Days after the US said it had officially ended combat operations and touted Iraq’s ability to defend itself, US troops found themselves battling heavily armed militants assaulting an Iraqi military headquarters in the center of Baghdad on Sunday.
The fighting killed 12 people and wounded dozens.
It was the first exchange of fire involving US troops in Baghdad since the Aug. 31 deadline for formally ending the combat mission, and it showed that US troops remaining in the country are still being drawn into the fighting.
The attack also made plain the kind of lapses in security that have left Iraqis wary of the US drawdown and distrustful of the ability of Iraqi forces now taking up ultimate responsibility for protecting the country.
Sunday’s hour-long assault was the second in as many weeks on the facility, the headquarters for the Iraqi Army’s 11th Division, pointing to the failure of Iraqi forces to plug even the most obvious holes in their security.
Two of the six attackers even managed to fight their way inside the compound and were only killed after running out of ammunition and detonating explosives belts they were wearing.

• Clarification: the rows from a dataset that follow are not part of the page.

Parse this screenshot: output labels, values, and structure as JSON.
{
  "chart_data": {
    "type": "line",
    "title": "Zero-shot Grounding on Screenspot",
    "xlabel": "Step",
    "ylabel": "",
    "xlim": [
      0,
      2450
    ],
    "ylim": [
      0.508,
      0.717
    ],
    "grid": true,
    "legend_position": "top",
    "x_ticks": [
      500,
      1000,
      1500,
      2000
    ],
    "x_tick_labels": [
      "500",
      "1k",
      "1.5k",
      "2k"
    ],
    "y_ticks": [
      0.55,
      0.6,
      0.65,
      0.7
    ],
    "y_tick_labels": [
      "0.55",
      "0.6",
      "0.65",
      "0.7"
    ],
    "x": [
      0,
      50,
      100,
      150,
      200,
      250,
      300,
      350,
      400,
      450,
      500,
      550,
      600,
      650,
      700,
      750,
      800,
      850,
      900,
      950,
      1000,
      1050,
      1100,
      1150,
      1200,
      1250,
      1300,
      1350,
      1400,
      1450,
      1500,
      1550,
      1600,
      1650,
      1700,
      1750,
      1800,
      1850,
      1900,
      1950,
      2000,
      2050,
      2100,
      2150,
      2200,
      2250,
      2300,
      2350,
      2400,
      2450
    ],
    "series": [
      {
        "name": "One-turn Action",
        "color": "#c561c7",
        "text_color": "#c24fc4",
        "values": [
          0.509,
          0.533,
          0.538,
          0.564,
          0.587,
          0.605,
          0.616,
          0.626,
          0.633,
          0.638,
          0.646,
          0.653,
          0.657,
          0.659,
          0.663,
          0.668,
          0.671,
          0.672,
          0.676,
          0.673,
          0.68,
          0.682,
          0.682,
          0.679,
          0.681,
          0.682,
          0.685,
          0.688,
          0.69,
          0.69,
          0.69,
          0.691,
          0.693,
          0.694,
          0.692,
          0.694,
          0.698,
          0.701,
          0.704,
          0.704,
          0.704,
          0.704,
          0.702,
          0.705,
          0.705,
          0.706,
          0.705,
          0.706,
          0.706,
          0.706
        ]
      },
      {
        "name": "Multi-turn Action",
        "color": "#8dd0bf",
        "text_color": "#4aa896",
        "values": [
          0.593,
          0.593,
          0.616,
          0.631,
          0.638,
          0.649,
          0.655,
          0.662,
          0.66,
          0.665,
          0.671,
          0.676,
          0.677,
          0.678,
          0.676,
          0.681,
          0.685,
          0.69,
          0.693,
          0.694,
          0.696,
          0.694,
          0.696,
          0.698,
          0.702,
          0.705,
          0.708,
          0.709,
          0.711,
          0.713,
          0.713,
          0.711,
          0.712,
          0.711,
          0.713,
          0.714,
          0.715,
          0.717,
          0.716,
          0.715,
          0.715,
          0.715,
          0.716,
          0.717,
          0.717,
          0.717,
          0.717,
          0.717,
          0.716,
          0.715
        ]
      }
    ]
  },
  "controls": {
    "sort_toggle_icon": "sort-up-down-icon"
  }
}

The US troops who joined the fight and provided cover fire for Iraqi soldiers pursuing the attackers were based at the compound to train Iraqi forces, US military spokesman Lieutenant-Colonel Eric Bloom said. Iraqi forces also requested help from US helicopters, drones and explosives experts, he said. No US troops were hurt, Bloom said.
Under an agreement between the two countries, Iraq can still call on US forces to assist in combat and US troops can defend themselves if attacked.

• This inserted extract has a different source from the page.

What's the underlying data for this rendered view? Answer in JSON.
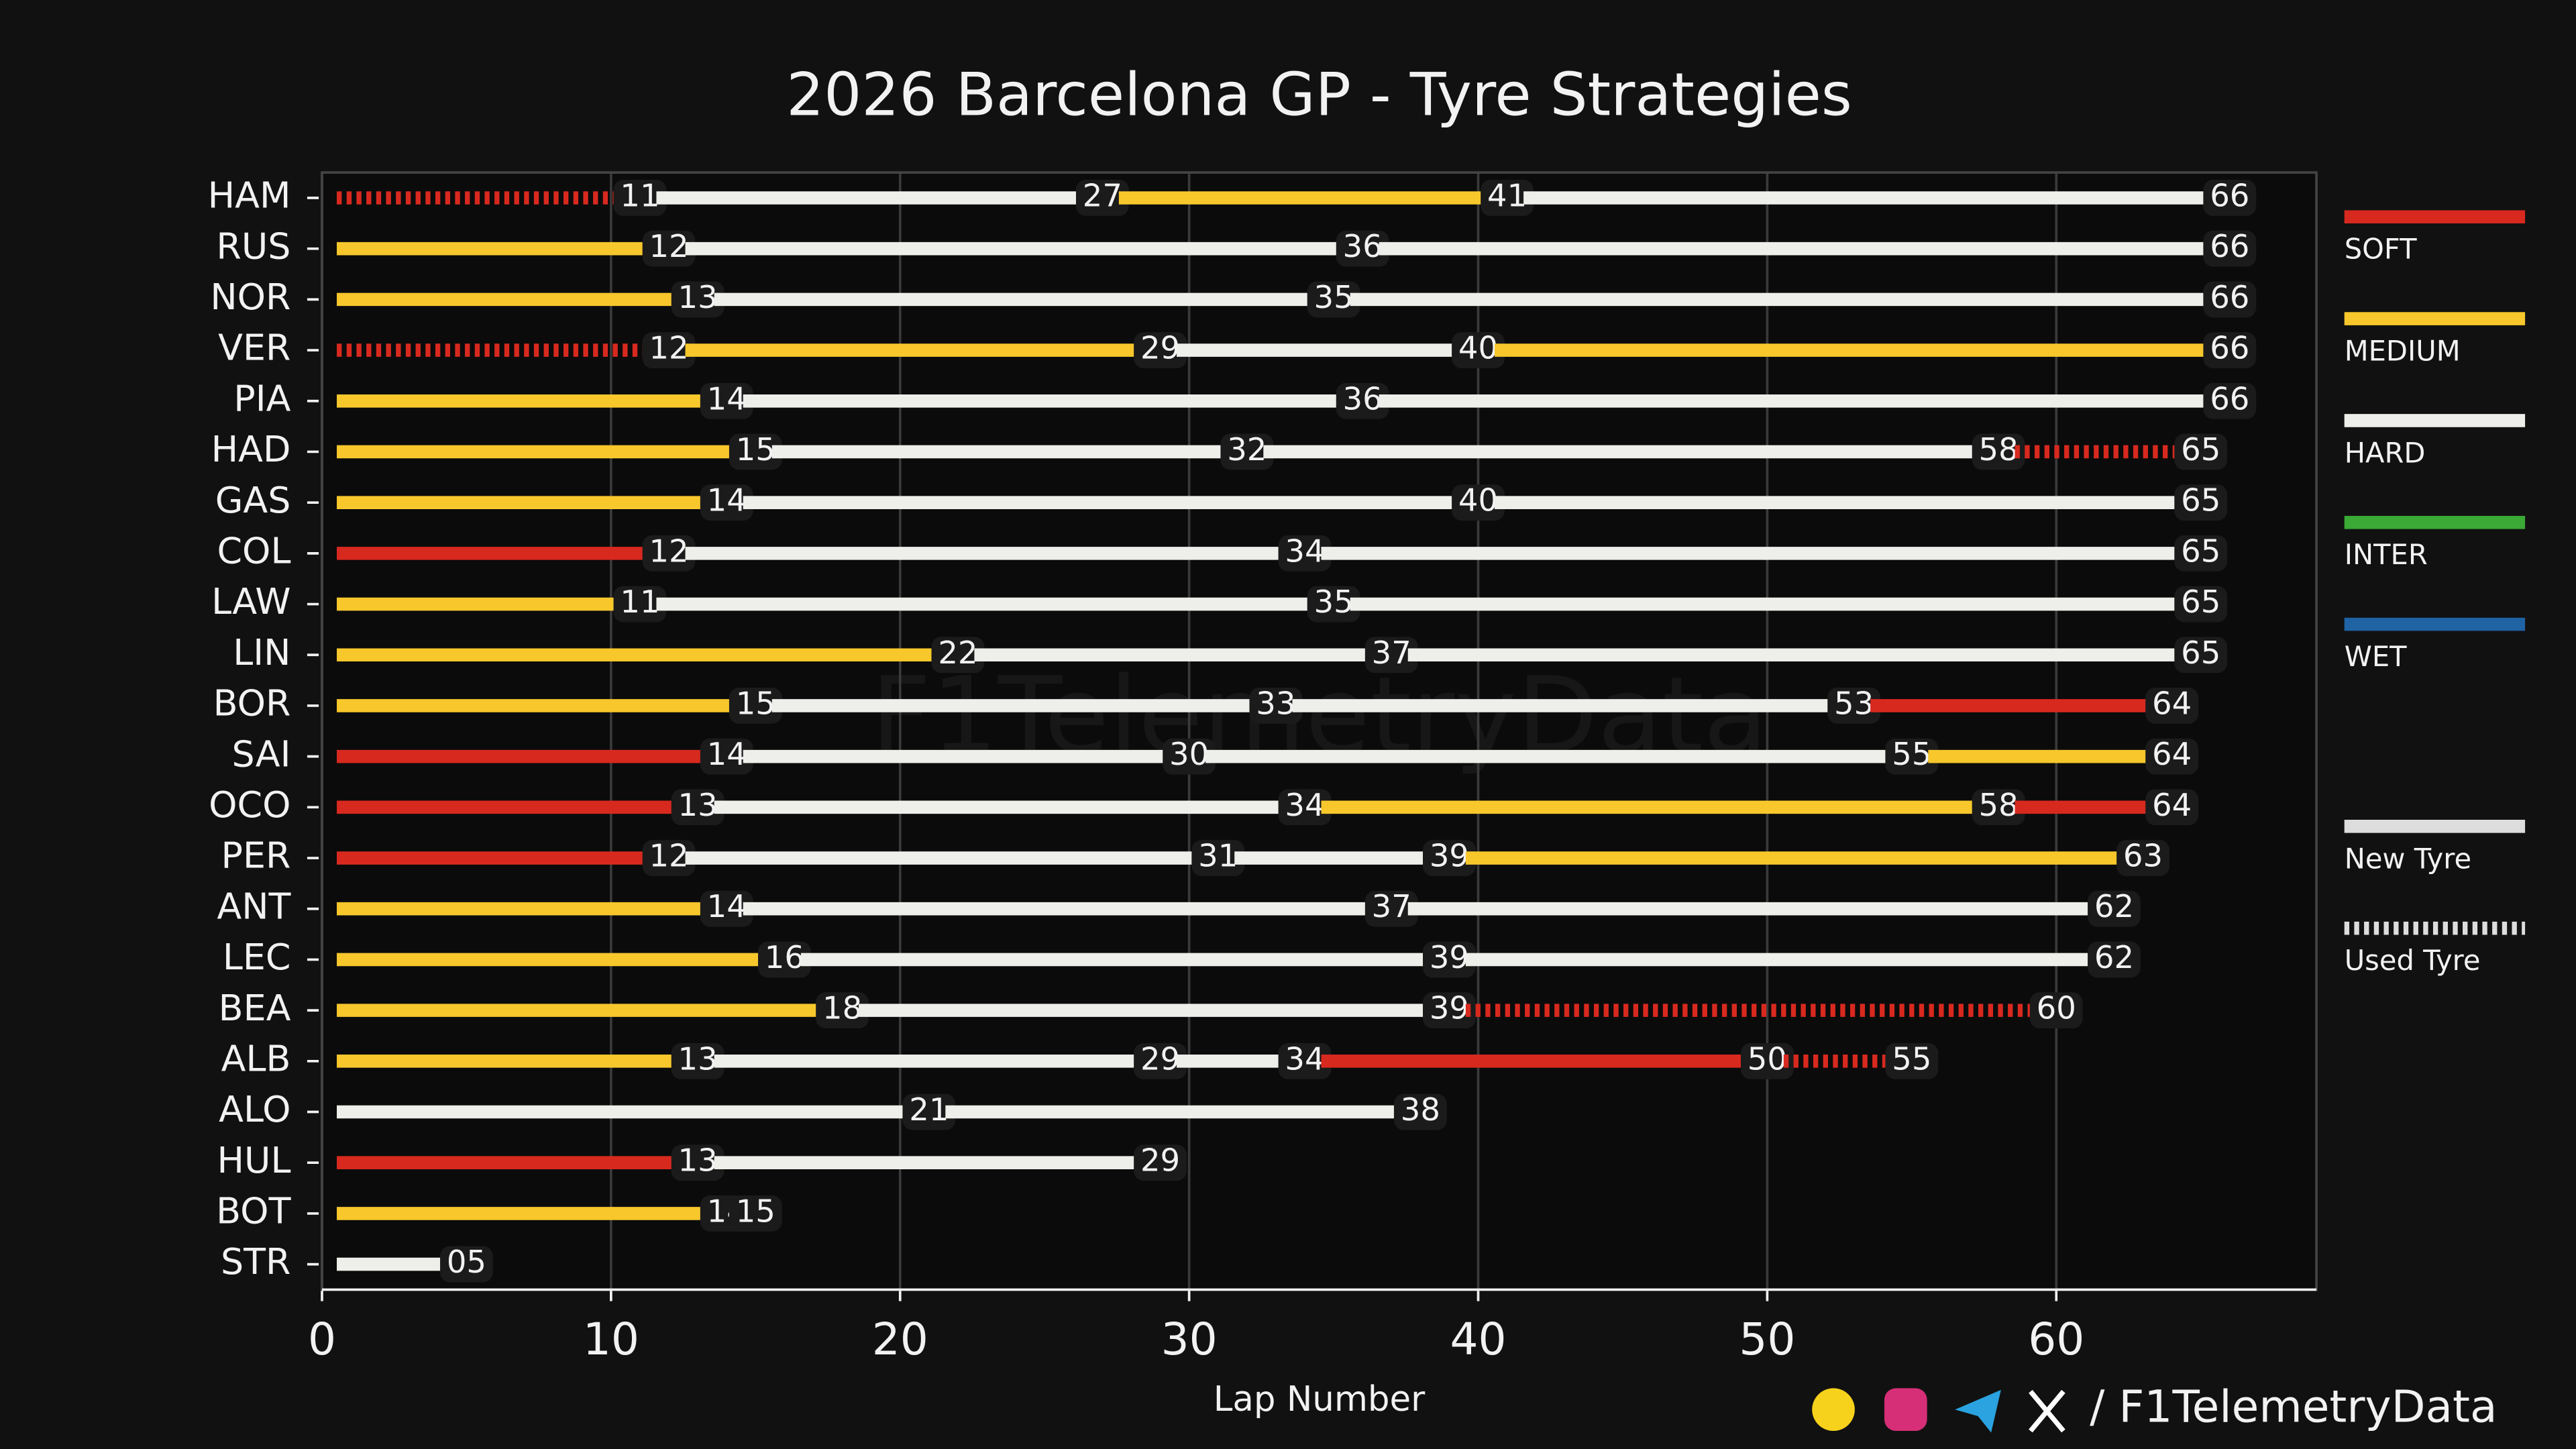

In Sunday’s assault, six militants wearing explosives vests and matching track suits and armed with machine guns and hand grenades pulled up at a checkpoint with an explosives-laden car, a senior Iraqi military intelligence official who was inside the building said at the time.
The six assailants left the car and started shooting, killing a soldier at the checkpoint, he said. Guards at an observation tower returned fire, killing four militants, while two entered a building in the military compound.
Iraqi soldiers shot and killed a seventh attacker who was driving the vehicle, causing the car bomb to explode, the official said. The blast left behind a gaping crater in the ground.
The fighting came to an end after the two assailants who breached the compound ran out of bullets and detonated their explosives vests, the official said. He spoke on condition of anonymity because he was not authorized to speak to reporters.
Two weeks earlier, an al-Qaeda-linked suicide bomber waded into a crowd of hundreds of army recruits outside the building and detonated a blast that killed 61 people. That was the deadliest act of violence in Baghdad in months.
There was no immediate claim of responsibility for Sunday’s attack.
Baghdad has been on high alert since US President Barack Obama declared the official end to US combat operations on Wednesday last week, setting up more checkpoints, intensifying searches of people and vehicles and handing out more guns and bullets to troops guarding the capital.